FASTNN: A Deep Learning Approach for Traffic Flow Prediction Considering Spatiotemporal Features

Abstract

Traffic flow forecasting is a critical input to intelligent transportation systems. Accurate traffic flow forecasting can provide an effective reference for implementing traffic management strategies, developing travel route planning, and public transportation risk assessment. Recent deep learning approaches of spatiotemporal neural networks to predict traffic flow show promise, but could be difficult to separately model the spatiotemporal aggregation in traffic data and intrinsic correlation or redundancy of spatiotemporal features extracted by the filter of the convolutional network. This can introduce biases in the predictions that interfere with subsequent planning decisions in transportation. To solve the mentioned problem, the filter attention-based spatiotemporal neural network (FASTNN) was proposed in this paper.
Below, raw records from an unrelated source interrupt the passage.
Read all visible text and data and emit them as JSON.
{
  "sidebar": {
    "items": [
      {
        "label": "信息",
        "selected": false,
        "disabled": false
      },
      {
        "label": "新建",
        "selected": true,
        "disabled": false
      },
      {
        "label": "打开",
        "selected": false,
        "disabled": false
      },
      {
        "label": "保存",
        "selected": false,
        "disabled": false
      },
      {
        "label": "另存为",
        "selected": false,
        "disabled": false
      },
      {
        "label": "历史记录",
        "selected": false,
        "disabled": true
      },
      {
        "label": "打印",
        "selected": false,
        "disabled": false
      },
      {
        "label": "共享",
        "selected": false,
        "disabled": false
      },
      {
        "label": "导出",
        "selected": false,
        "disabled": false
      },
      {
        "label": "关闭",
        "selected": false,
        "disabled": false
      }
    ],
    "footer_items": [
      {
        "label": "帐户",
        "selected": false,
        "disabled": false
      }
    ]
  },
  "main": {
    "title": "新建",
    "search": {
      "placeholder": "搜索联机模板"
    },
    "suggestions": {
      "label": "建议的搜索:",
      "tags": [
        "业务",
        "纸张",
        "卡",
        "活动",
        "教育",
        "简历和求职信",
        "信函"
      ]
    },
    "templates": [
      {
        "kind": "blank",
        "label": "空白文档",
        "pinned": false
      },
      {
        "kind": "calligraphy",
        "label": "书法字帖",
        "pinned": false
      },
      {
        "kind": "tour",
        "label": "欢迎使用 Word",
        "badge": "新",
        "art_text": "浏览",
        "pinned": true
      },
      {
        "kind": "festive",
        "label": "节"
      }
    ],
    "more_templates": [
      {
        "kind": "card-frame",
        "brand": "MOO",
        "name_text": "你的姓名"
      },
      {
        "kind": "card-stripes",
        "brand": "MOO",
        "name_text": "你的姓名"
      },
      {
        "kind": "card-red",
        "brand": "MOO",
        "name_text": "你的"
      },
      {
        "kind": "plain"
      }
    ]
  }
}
First, the model used 3-dimensional convolutional neural networks to extract universal spatiotemporal dependencies from three types of historical traffic flow, the residual units were employed to prevent network degradation. Then, the filter spatial attention module was constructed to quantify the spatiotemporal aggregation of the features, thus enabling dynamic adjustment of the spatial weights. To model the intrinsic correlation and redundancy of features, this paper also constructed a lightweight module, named matrix factorization based resample module, which automatically learned the intrinsic correlation of the same features to enhance the concentration of the model on information-rich features, and used matrix factorization to reduce the redundant information between different features. The FASTNN has experimented on two large-scale real datasets (TaxiBJ and BikeNYC), and the experimental results show that the FASTNN has better prediction performance than various baselines and variant models.